Marcos Souza
Lollitd era uma artista em ascensão que, surpreendentemente, apareceu em visita à cidade decadente. As suposições eram a de que ela estaria indo para lá em busca de fortalecimento espiritual e apreciação existencial a um povo remoto, ímpar, desconforme. Por isso escolheu a esquecida cidade para sua turnê sabática. Se era artista, certamente tinha uma perspectiva e uma observação crítica diferenciadas, sobretudo nas suavidades imperceptíveis e nas paisagens comuns; logo, não poderia se comparar aos olhares toscos e incompletos das pessoas normais, as desprovidas do capricho sensorial.

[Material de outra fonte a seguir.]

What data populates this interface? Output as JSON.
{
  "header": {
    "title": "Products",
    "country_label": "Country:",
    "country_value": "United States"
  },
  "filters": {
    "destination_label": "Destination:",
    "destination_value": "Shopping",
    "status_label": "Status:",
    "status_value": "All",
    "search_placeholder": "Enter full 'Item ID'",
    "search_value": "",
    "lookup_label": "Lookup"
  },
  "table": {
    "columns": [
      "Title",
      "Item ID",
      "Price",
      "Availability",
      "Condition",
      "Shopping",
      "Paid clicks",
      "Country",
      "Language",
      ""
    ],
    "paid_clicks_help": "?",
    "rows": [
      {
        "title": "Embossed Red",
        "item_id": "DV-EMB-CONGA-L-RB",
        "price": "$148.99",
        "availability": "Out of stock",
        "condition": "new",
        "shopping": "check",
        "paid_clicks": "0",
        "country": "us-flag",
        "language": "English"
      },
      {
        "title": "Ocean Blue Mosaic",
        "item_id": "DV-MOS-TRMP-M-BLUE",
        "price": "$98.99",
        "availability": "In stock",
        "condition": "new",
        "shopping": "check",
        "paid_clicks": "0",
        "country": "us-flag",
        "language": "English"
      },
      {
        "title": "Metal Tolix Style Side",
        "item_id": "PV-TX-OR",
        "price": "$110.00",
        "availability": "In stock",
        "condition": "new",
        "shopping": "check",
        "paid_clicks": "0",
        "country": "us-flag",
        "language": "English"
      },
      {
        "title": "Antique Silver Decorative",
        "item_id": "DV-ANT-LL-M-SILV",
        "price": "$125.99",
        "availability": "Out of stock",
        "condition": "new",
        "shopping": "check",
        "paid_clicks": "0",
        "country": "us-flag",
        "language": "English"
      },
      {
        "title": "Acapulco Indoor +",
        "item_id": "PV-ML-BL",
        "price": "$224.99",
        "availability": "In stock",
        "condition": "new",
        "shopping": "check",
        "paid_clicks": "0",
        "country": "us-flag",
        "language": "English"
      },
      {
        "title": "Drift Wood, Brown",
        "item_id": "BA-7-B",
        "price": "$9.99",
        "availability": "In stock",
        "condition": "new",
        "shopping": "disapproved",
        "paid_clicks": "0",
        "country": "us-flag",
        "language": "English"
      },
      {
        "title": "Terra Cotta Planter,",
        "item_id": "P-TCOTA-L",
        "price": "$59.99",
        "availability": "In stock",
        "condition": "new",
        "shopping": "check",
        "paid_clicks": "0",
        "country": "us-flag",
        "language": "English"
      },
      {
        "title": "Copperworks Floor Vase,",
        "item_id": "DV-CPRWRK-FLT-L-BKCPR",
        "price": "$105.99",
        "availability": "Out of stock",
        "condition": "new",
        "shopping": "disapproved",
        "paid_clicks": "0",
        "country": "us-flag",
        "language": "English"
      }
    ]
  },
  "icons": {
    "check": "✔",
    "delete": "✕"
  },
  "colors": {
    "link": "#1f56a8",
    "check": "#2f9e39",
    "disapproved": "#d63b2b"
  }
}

Ao tomarem conhecimento da ilustre presença, a mídia e os fãs da alta cultura se debruçaram em pesquisar a história de Lollitd e suas obras, pois os habitantes decadentes da cidade decadente se importavam bastante com a recepção dos estrangeiros, mais até do que com a de seus irmãos conterrâneos. O mais popular e decadente jornal da cidade se deu ao trabalho de desvendar quem seria essa tal de Lollitd: encontraram uma única rede social, com poucos seguidores, umas fotos adornadas de brilhos e poses e uma descrição de sua primeira obra artística a ser lançada, chamada genderfluid. Logo abaixo da descrição, havia uma bandeira do País de Gales com a localização da capital, a cidade de Cardiff.

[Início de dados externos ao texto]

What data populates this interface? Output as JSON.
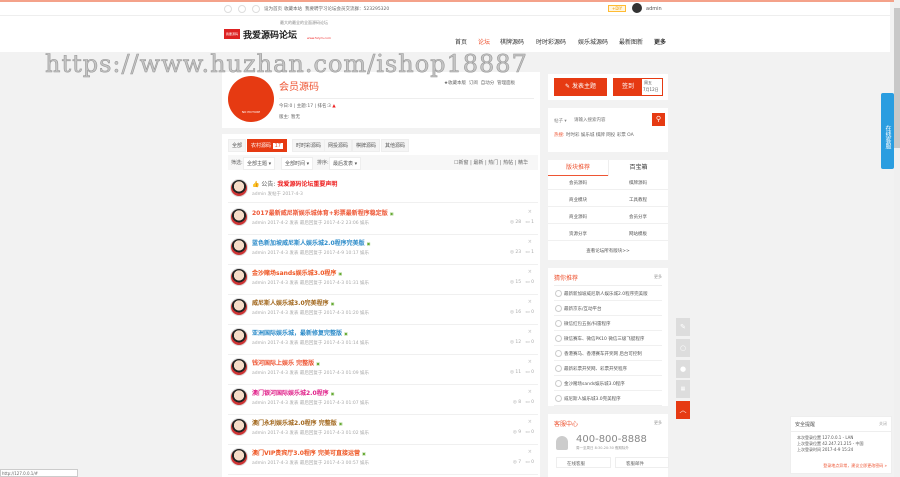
{
  "topbar": {
    "links": [
      "设为首页",
      "收藏本站",
      "我要聘学习论坛会员交流群：523295320"
    ],
    "badge": "+DIY",
    "user": "admin"
  },
  "header": {
    "logo_badge": "我要源码",
    "logo_text": "我爱源码论坛",
    "slogan": "最大的最全的全面源码论坛",
    "domain": "www.52ym.com"
  },
  "nav": [
    "首页",
    "论坛",
    "棋牌源码",
    "时时彩源码",
    "娱乐城源码",
    "最新图新",
    "更多"
  ],
  "watermark": "https://www.huzhan.com/ishop18887",
  "forum": {
    "title": "会员源码",
    "logo_text": "NO PICTURE",
    "stats": {
      "today_label": "今日:",
      "today": "0",
      "topics_label": "主题:",
      "topics": "17",
      "rank_label": "排名:",
      "rank": "3"
    },
    "moderator_label": "版主:",
    "moderator": "暂无",
    "actions": [
      "收藏本版",
      "订阅",
      "自动分",
      "管理面板"
    ]
  },
  "tabs": [
    "全部",
    "农村源码",
    "时时彩源码",
    "网投源码",
    "棋牌源码",
    "其他源码"
  ],
  "active_tab_count": "17",
  "filter": {
    "label": "筛选:",
    "type": "全部主题",
    "time": "全部时间",
    "sort_label": "排序:",
    "sort": "最后发表",
    "options": [
      "新窗",
      "最新",
      "热门",
      "热帖",
      "精华"
    ]
  },
  "announcement": {
    "prefix": "公告:",
    "title": "我爱源码论坛重要声明",
    "meta": "admin 发帖于 2017-4-3"
  },
  "topics": [
    {
      "title": "2017最新威尼斯娱乐城体育+彩票最新程序稳定版",
      "color": "#e53",
      "meta": "admin 2017-4-2 发表 最后回复于 2017-4-2 23:06 娱乐",
      "views": "28",
      "replies": "1"
    },
    {
      "title": "蓝色新加坡威尼斯人娱乐城2.0程序完美版",
      "color": "#2c8bc9",
      "meta": "admin 2017-4-3 发表 最后回复于 2017-4-9 10:17 娱乐",
      "views": "23",
      "replies": "1"
    },
    {
      "title": "金沙赌场sands娱乐城3.0程序",
      "color": "#ee5522",
      "meta": "admin 2017-4-3 发表 最后回复于 2017-4-3 01:31 娱乐",
      "views": "15",
      "replies": "0"
    },
    {
      "title": "威尼斯人娱乐城3.0完美程序",
      "color": "#a0651a",
      "meta": "admin 2017-4-3 发表 最后回复于 2017-4-3 01:20 娱乐",
      "views": "16",
      "replies": "0"
    },
    {
      "title": "亚洲国际娱乐城，最新修复完整版",
      "color": "#2c8bc9",
      "meta": "admin 2017-4-3 发表 最后回复于 2017-4-3 01:14 娱乐",
      "views": "12",
      "replies": "0"
    },
    {
      "title": "钱河国际上娱乐 完整版",
      "color": "#e53",
      "meta": "admin 2017-4-3 发表 最后回复于 2017-4-3 01:09 娱乐",
      "views": "11",
      "replies": "0"
    },
    {
      "title": "澳门银河国际娱乐城2.0程序",
      "color": "#e0218a",
      "meta": "admin 2017-4-3 发表 最后回复于 2017-4-3 01:07 娱乐",
      "views": "8",
      "replies": "0"
    },
    {
      "title": "澳门永利娱乐城2.0程序 完整版",
      "color": "#a0651a",
      "meta": "admin 2017-4-3 发表 最后回复于 2017-4-3 01:02 娱乐",
      "views": "9",
      "replies": "0"
    },
    {
      "title": "澳门VIP贵宾厅3.0程序 完美可直接运营",
      "color": "#ee5522",
      "meta": "admin 2017-4-3 发表 最后回复于 2017-4-3 00:57 娱乐",
      "views": "7",
      "replies": "0"
    }
  ],
  "sidebar": {
    "post_btn": "发表主题",
    "sign_btn": "签到",
    "sign_day": "周五",
    "sign_date": "7月12日",
    "search": {
      "type": "帖子",
      "placeholder": "请输入搜索内容",
      "hot_label": "热搜:",
      "hot": [
        "时时彩",
        "娱乐城",
        "棋牌",
        "网投",
        "彩票",
        "OA"
      ]
    },
    "tabs": [
      "版块推荐",
      "百宝箱"
    ],
    "boards": [
      "会员源码",
      "棋牌源码",
      "商业模块",
      "工具教程",
      "商业源码",
      "会员分享",
      "资源分享",
      "网站模板"
    ],
    "all_boards": "查看论坛所有版块>>",
    "rec_title": "猜你推荐",
    "rec_more": "更多",
    "rec": [
      "最新新加坡威尼斯人娱乐城2.0程序完美版",
      "最新京东/互动平台",
      "微信红包五张/扫雷程序",
      "微信赛车、微信PK10 微信三级飞艇程序",
      "香港赛马、香港赛车开奖网 后台可控制",
      "最新彩票开奖网、彩票开奖程序",
      "金沙赌场sands娱乐城3.0程序",
      "威尼斯人娱乐城3.0完美程序"
    ],
    "service_title": "客服中心",
    "service_more": "更多",
    "phone": "400-800-8888",
    "hours": "周一至周日 8:30-20:30 假期除外",
    "online": "在线客服",
    "email": "客服邮件"
  },
  "float": {
    "kefu": "在线客服"
  },
  "security": {
    "title": "安全提醒",
    "close": "关闭",
    "lines": [
      "本次登录位置 127.0.0.1 - LAN",
      "上次登录位置 42.247.21.215 - 中国",
      "上次登录时间 2017-4-9 15:24"
    ],
    "warn": "登录地点异常，建议立即更改密码 »"
  },
  "status": "http://127.0.0.1/#"
}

Um jornalista decadente se atreveu a mandar uma mensagem pessimamente traduzida em inglês para ela e, após obter uma imediata e seca resposta, sentiu um tal deleite que poderia se dominar de gozo social, porque teria uma matéria explicativa sobre a visita de Lollitd e sua inestimável arte. O jornalista publicou um artigo vago de detalhes biográficos da artista e de sua arte, mas farto de polêmicas para um dia simples na cidade. Assim funciona a mídia local: a decadência é um luxo se manejada com a malícia necessária, e requer artimanha para estar em evidência.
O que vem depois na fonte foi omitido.